PLAYGROUND TWIST

David Caines, Lindsay Mapes and Caroline Thomson

14 – 19 November 2023

Private View: Tuesday 14 November, 6-9pm


Playground Twist brings together the work of three artists whose work considers themes of childhood and play in all its many guises. Whilst, at first sight, their work seems different in approach and material concerns, notions of ‘childhood’ play an essential role in each of their practices. This exhibition will explore the imprint of childhood upon the adult artist, and the influence of making art alongside – and at times in collaboration with – children. Drawing on their own experiences as parents they explore the observed, experienced, and reflected notions of play and childhood.

The exhibition will consist of paintings by Caroline Thomson and David Caines of varying scale and wall-based sculptures and paintings by Lindsay Mapes. This project will bring into focus the influence of childhood within the field of art, a subject which has frequently been overlooked. The artists’ aim is to reignite some of the lost sensations of wonder, mystery, confusion and anxiety that we feel so strongly discovering the world for the first time. Can we still access those emotions now we are no longer children?


David Caines’ paintings introduce us to a delightfully skewed and malicious cast of monsters, clowns, bears, pixies, trolls, dolls and children. These characters are filled with mirth and with sadness, both haunted and haunting. The paintings flirt with the vernacular of children’s book illustration, and reference art history, popular culture, performance, theatre, and dance. Disinterred objects and images return – reanimated, reassembled and mutated.


Caroline Thomson creates paintings of figures, specifically her children, immersed within a landscape. They are absorbed within their own world. Ideas around play, the nature of imagination and memory are entangled in these enchanted woodland spaces, where the children are the protagonists of their own making. The forest acts as a metaphor for retreat, transformation or the unknown, to create psychologically charged images.
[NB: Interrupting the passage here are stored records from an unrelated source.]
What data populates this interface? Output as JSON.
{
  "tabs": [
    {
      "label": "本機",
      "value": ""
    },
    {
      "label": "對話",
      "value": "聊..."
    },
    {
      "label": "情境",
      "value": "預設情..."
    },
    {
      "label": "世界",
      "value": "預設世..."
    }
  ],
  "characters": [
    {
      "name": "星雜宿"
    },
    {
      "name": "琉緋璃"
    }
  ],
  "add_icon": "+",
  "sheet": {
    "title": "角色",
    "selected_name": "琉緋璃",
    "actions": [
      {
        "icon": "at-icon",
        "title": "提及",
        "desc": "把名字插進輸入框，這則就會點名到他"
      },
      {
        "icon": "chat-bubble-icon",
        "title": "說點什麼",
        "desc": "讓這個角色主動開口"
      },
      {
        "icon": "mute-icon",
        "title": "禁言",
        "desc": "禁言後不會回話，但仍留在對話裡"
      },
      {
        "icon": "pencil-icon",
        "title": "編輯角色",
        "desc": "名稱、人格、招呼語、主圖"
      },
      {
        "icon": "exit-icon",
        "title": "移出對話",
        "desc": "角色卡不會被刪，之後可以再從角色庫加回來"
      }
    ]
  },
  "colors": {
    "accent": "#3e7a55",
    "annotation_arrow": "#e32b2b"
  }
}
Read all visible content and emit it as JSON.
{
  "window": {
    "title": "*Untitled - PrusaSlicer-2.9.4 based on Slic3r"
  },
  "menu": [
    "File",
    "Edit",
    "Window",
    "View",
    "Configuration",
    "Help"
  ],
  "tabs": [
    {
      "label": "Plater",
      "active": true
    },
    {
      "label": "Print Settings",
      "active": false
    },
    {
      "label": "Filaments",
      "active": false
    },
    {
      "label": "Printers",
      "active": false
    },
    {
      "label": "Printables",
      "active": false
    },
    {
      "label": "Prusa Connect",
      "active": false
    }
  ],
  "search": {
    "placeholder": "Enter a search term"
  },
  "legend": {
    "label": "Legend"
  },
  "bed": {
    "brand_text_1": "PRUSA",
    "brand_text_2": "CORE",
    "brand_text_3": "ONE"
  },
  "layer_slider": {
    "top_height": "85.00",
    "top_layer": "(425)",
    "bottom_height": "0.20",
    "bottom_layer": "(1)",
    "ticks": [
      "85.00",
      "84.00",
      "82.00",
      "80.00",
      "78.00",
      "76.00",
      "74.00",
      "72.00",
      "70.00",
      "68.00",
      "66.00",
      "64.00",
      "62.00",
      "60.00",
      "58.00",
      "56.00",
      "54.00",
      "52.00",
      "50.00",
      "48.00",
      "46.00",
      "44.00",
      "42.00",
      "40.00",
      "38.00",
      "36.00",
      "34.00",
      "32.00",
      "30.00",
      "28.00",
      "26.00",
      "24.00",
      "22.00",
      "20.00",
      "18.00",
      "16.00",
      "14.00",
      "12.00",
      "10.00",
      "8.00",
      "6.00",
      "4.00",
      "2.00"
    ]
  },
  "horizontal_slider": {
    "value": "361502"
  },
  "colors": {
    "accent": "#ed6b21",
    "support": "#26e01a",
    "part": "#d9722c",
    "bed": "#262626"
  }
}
Since artist Lindsay Mapes became a new parent her work has taken a dramatic shift. In a desire to be truthful about the reality of her new life, she has fully embraced the idea of play in relation to her paintings and sculptures. Playing with materials such as clay, glass, paint, mud and hay, Mapes is creating an instinctive body of work that is neither painting nor sculpture, rather an exuberant hybrid.